A spectacular spectacle will unfold in our skies on the night May 15/16. The Full Flower (Blood) Moon is the first complete lunar eclipse in 2022. It can be seen in Poland as a partial. NASA produced a live broadcast for this occasion.
How does a lunar eclipse form?
A lunar eclipse is when the sun, moon, and earth (in that order), are aligned in a straight line. The shadow cast by the Earth at its center over its satellite natural is a shadow. But where did the red that accompanies this phenomenon come from?
Thanks to the “so-called” Refraction – The reflection of light that happens as it passes through Earth’s atmosphere. They are also dispersed by it, affecting color of visible Blood Moons.
As explains Dr. David Diner– NASA Jet Propulsion Laboratory researcher:
While dust and pollution in the lower atmosphere can dimen the color of rising or setting sunlight, fine smoke particles and aerosols that rise to significant heights during large volcanic eruptions may intensify the color.
Where is the lunar eclipse visible? When is it best to observe?
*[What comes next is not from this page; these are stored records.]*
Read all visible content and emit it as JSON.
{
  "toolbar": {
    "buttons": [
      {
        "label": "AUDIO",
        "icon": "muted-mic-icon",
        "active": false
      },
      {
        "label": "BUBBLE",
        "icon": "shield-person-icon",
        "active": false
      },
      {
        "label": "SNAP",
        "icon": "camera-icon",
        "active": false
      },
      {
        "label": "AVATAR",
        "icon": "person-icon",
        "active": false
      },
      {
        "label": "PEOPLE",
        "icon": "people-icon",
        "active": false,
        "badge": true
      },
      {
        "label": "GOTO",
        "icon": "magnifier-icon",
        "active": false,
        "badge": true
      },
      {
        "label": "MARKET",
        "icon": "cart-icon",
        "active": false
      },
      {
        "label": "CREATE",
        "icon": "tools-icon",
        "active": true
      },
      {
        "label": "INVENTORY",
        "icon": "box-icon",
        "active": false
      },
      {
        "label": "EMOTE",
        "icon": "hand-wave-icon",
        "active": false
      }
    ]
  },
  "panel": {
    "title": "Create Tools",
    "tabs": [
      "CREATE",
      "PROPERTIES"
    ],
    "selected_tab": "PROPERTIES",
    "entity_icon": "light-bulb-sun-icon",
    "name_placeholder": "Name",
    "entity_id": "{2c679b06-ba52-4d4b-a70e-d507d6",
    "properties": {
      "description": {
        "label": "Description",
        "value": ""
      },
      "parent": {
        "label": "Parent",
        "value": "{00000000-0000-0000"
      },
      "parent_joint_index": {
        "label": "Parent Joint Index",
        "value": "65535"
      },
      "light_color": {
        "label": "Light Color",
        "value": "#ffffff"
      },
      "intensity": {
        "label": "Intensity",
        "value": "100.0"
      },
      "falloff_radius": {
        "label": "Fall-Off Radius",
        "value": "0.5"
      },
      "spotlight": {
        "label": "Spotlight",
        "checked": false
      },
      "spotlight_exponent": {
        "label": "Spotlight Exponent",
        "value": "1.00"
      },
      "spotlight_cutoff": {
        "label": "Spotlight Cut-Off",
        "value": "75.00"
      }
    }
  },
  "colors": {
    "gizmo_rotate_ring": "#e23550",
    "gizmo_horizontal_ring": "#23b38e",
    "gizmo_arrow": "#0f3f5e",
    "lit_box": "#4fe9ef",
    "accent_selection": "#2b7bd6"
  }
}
It will be possible to enjoy the full moon in South America, the eastern and southern North Americas, western Europe, Africa and other parts of the world. Only the partial and half-shade will be visible in Poland.
This map shows how the eclipse will unfold in different regions of the globeIt looks like this:
They will be available for you to observe them for many hours. The impressions will run from 03:32 CET to the final at 08:51 CEST. The final impressions will be at 06:13.
Time of the phenomenon’s occurrence at each location It can be viewed at timeanddate.com.
Watch a complete lunar eclipse from a safe location
A full lunar eclipse does not have to happen just because we’re not at the perfect time and place. NASA took care by organizing this. NASA Science Live. This is not only a chance to observe the phenomena of the first order but also a chance to ask experts questions.
Now it’s time to look forward to the truly cosmic premiere. Are you ready to get your binoculars out or betting on coverage online?